The SEN training was piloted in 2018, and six regional training sessions were held in the first half of 2019, successfully training 288 individuals to date. The trainings were co-funded by MIECHV and the Maryland Department of Human Services.
In 2016, the home visiting programs in Maryland and New Jersey applied jointly for and received funding for a new, two-year competitive grant opportunity: the Innovation Award. The Maryland MIECHV team worked with researchers at UMBC to develop the Goal Plan Strategy (GPS). The innovation was implemented at five MIECHV programs between August 2018 and May 2019.
The GPS is a training for home visitors in strategies that support their programs in goal planning activities to increase family engagement. There is a separate training for supervisors or experienced home visitors to be trained as coaches. As part of the GPS innovation project, trained coaches at participating sites met with home visitors at their programs for three months post-training to provide intensive coaching on the skills and practice needed to do effective goal setting, planning, implementing, and revising.
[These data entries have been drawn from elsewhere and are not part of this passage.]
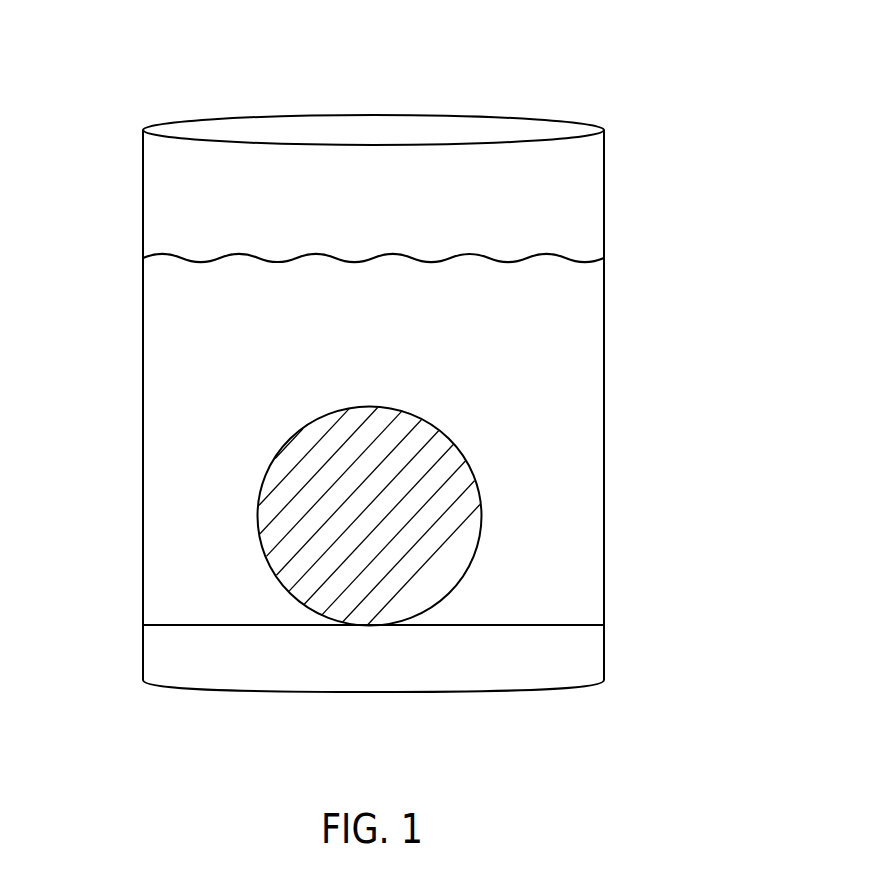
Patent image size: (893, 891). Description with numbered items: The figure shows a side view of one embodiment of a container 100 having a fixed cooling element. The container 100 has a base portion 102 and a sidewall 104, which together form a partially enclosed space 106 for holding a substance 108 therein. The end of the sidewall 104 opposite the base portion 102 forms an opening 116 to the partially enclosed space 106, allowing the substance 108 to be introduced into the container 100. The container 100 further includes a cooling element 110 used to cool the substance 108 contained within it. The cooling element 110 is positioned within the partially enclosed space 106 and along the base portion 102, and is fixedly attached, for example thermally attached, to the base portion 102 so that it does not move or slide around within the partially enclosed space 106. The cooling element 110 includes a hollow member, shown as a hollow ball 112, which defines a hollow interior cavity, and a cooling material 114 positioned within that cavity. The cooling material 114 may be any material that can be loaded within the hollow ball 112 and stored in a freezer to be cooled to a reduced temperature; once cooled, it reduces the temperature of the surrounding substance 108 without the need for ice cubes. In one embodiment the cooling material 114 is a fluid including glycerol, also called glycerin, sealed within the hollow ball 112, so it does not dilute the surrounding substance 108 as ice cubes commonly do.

The container 100 is at (598, 52).
The base portion 102 is at (490, 689).
The sidewall 104 is at (605, 320).
The partially enclosed space 106 is at (266, 192).
The substance 108 is at (202, 258).
The cooling element 110 is at (490, 500).
The hollow ball 112 is at (270, 472).
The cooling material 114 is at (294, 532).
The opening 116 is at (216, 122).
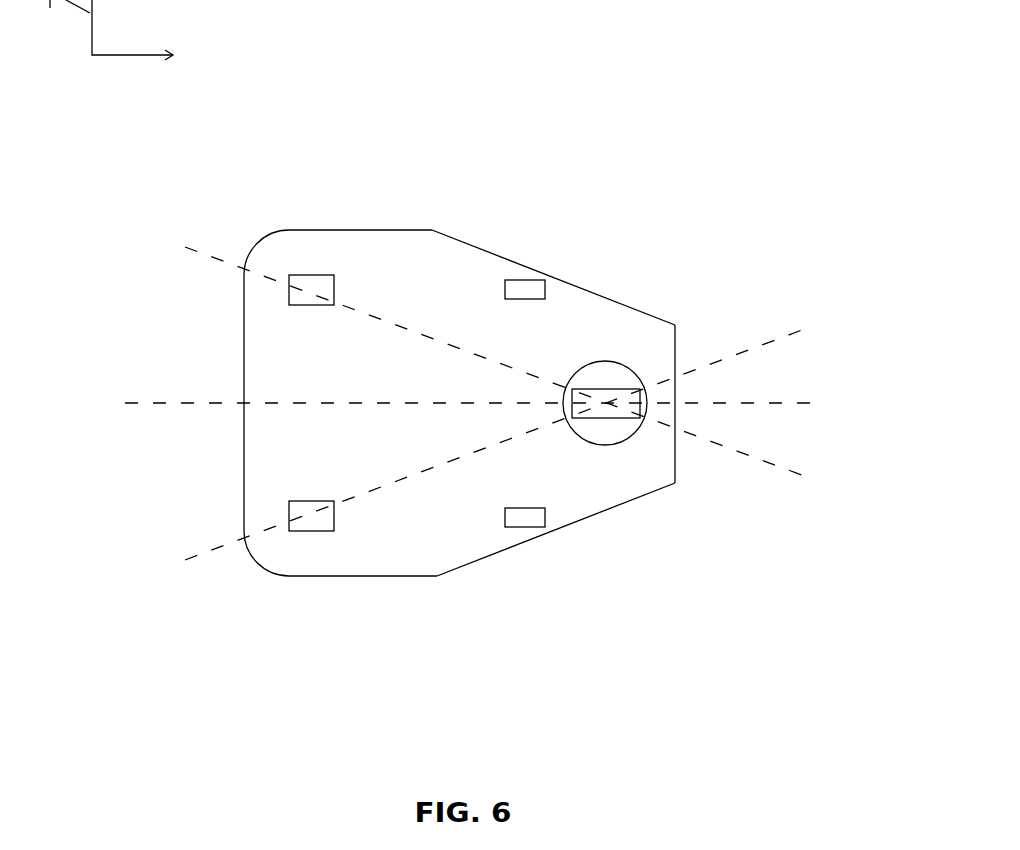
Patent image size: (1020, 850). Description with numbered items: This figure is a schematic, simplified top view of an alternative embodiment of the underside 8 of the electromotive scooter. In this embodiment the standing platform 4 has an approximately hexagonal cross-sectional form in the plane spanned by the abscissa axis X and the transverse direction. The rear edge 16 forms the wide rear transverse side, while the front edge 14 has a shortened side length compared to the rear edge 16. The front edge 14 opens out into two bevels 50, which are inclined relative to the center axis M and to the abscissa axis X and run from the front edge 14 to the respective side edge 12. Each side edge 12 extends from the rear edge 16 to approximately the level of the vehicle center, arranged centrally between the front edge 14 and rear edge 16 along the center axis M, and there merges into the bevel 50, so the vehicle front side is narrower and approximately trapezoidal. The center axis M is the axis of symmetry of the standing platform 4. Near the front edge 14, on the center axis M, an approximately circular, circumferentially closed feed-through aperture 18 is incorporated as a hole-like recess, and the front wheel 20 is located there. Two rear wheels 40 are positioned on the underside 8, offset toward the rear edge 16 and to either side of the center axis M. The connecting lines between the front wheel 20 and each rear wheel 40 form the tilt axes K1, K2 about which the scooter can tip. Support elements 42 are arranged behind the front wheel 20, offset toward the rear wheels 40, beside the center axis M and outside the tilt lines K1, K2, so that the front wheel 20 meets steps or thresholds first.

Site coaches were then supported by regional coaches in a parallel process.
In 2019, Maryland MIECHV began efforts to intentionally engage and train Local Implementing Agencies (LIAs) to integrate fathers into home visiting services. This contract with the National Fatherhood Initiative was the first step in what will be a continued focus on activities to build programmatic awareness to the role and importance of fathers in the lives of their families. In conjunction with the National Fatherhood Initiative, every MD MIECHV LIA completed a fatherhood readiness assignment to quantify how adept services were at engaging fathers. The purpose of this ongoing initiative is to build workforce skills and programs for fathers of children and families in MD MIECHV. For more information about the Fatherhood Initiative, please contact Jarvis Patterson-Askew.
Since the inception of the first competitive grant dollars in 2013 requiring evaluation, Maryland has used evaluation to learn what works in home visiting. Even after the competitive grants ended, Maryland MIECHV continued to evaluate home visiting. A list of most recent projects and publications can be found here.
MIECHV Statewide Home Visiting Conference
A biennial conference is conducted for all MIECHV home visitors and supervisors and offers a variety of trainings and sessions of interest to the field. The topics are chosen from home visitor and supervisor input as well as current events. Previous conference presentations may be found on the Additional Materials and Publications page
All states must demonstrate improvement for eligible families participating in MIECHV in six benchmark areas: improved maternal and newborn health; prevention of child injuries, child abuse, neglect, or maltreatment, and reduction of emergency department visits; improvement in school readiness and achievement; reduction in crime or domestic violence; improvements in family economic self-sufficiency; and improvements in the coordination and referrals for other community resources and supports.
Maryland collects data on 19 measures within these six benchmarks, including: preterm birth, breastfeeding, depression screening, well child visits, postpartum care, tobacco cessation referrals, safe sleep, child injury, child maltreatment, parent-child interaction, early language and literacy activities, developmental, behavioral concerns, intimate partner violence screening, primary caregiver education, continuity of insurance coverage, completed depression referrals, completed developmental referrals, and intimate partner violence referrals. Demographic data is also collected.